Taking Comfort from the 1970s

Roger Partridge
Insights Newsletter
20 March, 2026

When a story recently emerged about the government getting advice on carless days under the Petroleum Demand Restraint Act, older New Zealanders will have felt a warm flush of nostalgia. 

The 1979 restrictions brought coloured windscreen stickers announcing the weekday car owners had promised not to drive. Thursday proved the most popular choice. A thriving black market followed. Forty-three percent of vehicles secured exemptions. 

The first person prosecuted under the original scheme was caught driving at 3.45 am – after falling asleep in his car following a party. His designated non-driving period had begun at 2 am. 

Petrol consumption fell by a paltry three per cent. The policy was abandoned. 

But the story got me thinking. Which of the 1970s’ other good ideas might be worth reviving? 
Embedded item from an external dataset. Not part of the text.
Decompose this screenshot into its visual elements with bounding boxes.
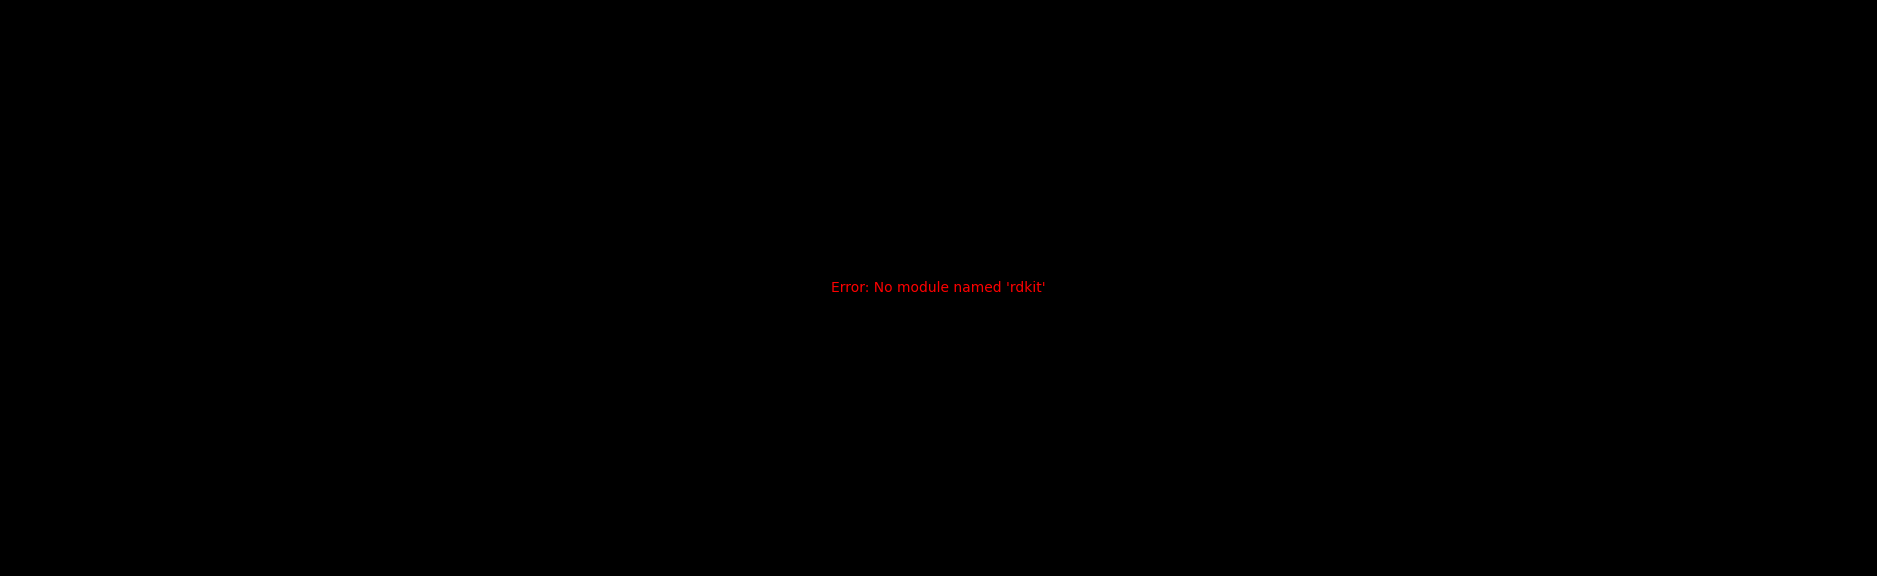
- Text: Error: No module named 'rdkit': Error: No module named 'rdkit': [832, 281, 1045, 295]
They were halcyon times for a teenager growing up in Auckland. 

If you wanted a holiday job, you first had to join a union. In my case, the Storemen and Packers Union. Card-carrying membership was required before the first box could be packed. 

The drinking age was 20. If you happened to be 18 in your first year at university, this was a rather obvious design flaw. 

Telephones came attached to walls by cords long enough to reach the kitchen bench, but rarely the couch. Television remotes had cords as well. Freedom had limits. 

Imported goods were largely theoretical. If something was branded, stylish or made overseas, it was either unavailable in New Zealand, or cost a year’s wages. Import licences protected New Zealanders from the dilemmas of consumer choice. And foreign appliances. 

Telethon was the year’s great national spectacle. The country gathered around the television for 24 hours while Selwyn Toogood urged us to give generously. The Osmonds appeared. Lauren Bacall also came and asked what on earth was going on. We understood her confusion. We watched anyway. 

Wage and price controls. Think Big. Public debt rising from $4 billion to $22 billion in less than a decade. Britain disappearing into Europe just as New Zealand discovered the risk of depending on a single export market. 

There was also trouble in Iran. 

Rogernomics eventually rescued us from the 1970s. Yet oddly, the Petroleum Demand Restraint Act still survives. 

Nearly half a century on, Treasury is again projecting persistent deficits and a debt crisis. The 1970s, it turns out, did not need reviving. We managed that ourselves. 

Still, it’s comforting to know we can stop people driving on Thursdays.